Однако в данном случае определенность высказывания, усиленная подчеркнутым противопоставлением, выдает внутренний императив художника, продиктована его однозначно определенным отношением к творчеству, к литературному труду, в том числе и к собственному – как возвращающему вечности мгновения подлинной жизни. (Правда, прибегнув к цитации, автор отчасти смягчает безоговорочность собственной позиции, «растворяя» свое «я» в интертекстуальном диалоге.)

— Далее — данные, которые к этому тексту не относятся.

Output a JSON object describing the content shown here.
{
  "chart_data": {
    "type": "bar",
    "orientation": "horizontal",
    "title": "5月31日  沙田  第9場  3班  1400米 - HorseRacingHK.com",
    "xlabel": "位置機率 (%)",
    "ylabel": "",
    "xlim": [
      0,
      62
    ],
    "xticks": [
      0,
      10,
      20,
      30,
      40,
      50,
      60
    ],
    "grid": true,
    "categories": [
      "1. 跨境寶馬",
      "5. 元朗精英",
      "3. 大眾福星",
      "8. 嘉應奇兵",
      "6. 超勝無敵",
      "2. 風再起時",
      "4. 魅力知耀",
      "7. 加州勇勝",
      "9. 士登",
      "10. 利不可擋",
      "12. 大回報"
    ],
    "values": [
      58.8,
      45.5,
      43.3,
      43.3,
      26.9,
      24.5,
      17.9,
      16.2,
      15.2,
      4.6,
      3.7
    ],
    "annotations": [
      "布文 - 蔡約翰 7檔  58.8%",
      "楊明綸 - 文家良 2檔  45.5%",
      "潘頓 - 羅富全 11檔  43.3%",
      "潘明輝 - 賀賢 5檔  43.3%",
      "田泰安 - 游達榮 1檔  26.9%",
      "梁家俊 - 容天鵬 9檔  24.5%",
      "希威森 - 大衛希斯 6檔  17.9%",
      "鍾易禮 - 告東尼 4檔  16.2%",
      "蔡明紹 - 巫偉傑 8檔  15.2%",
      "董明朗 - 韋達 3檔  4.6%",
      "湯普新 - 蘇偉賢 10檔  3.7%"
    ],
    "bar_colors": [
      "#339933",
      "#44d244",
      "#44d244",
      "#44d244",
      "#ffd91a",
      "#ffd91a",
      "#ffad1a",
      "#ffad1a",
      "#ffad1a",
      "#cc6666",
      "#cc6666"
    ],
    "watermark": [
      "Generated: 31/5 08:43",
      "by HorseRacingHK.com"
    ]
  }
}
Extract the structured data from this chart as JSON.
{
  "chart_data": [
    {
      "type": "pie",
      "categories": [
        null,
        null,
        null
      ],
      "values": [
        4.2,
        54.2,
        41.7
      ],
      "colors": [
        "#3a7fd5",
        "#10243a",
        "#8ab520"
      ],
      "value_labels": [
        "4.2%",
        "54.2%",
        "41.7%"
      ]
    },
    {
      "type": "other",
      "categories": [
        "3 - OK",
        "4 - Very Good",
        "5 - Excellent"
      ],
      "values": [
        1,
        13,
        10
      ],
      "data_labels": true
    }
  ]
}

А далее интонация становится иной – во многом вопрошающей. Можно сказать, что повествовательная форма феноменологически загружена – тонко приспособлена к фиксации и накоплению многочисленных и самых разных «вслушиваний», «вглядываний», «внятий» и «вопрошаний»: «Почему именно в этот день и час <…> и по такому пустому поводу впервые в жизни вспыхнуло мое сознание столь ярко, что уже явилась возможность действия памяти? И почему тотчас же после этого снова надолго погасло оно?» (6, 9); «Где были люди в это время? <…> Почему же остались в моей памяти только минуты полного одиночества?» (6, 9); «Когда и как приобрел я веру в Бога, понятие о Нем, ощущение Его?» (6, 26); «Великий простор, без всяких преград и границ окружал меня: где в самом деле кончалась наша усадьба и начиналось это беспредельное поле, с которым сливалась она?» (6, 40); «Небо и старые деревья, <…> можно ли наглядеться на это?» (6, 86); «И неужели это правда, что он (Писарев. –
Понятно, что интенсивность вопрошаний по мере взросления героя несколько снижается (этого требует психологическая достоверность образа), однако многие вопросы остаются на протяжении всей книги. Причем они не носят риторического характера. Дополненные конструкциями вероятностной семантики («А родись я и живи на необитаемом острове, я бы даже и о самом существовании смерти и не подозревал. “Вот было бы счастье!” – хочется прибавить мне. Но кто знает? Может быть, великое несчастье» (6, 7); «…а я глядел и думал: чего это? Должно быть, для того только, что это очень хорошо» (6, 34) и т. п.), вопрошания Арсеньева напрямую связаны с его мироотношением, моделируют ту самую «активную пассивность», о которой уже говорилось ранее, смиренную готовность внять открывающимся смыслам в их взаимоотражениях, в сложных диалогах. Тем самым яркая оксюморонность бунинских образов («радостная боль», «мучительно-радостно», «грустно-празднично», «сладкое и скорбное чувство родины», «страшный и дивный», «счастье вины», «печальная прелесть» и т. п.), свидетельствующая о напряженности проживаемых жизненных мгновений, поразительно соседствует с тенденцией к разрешению «неразрешимостей», со стремлением «все вместить», понять, соединить уже в другой, «мирной», «ненапряженной» целостности. Сравните: «Ужасна жизнь! Но точно ли “ужасна”? Может, она что-то совершенно другое, чем “ужас”?» (6, 233).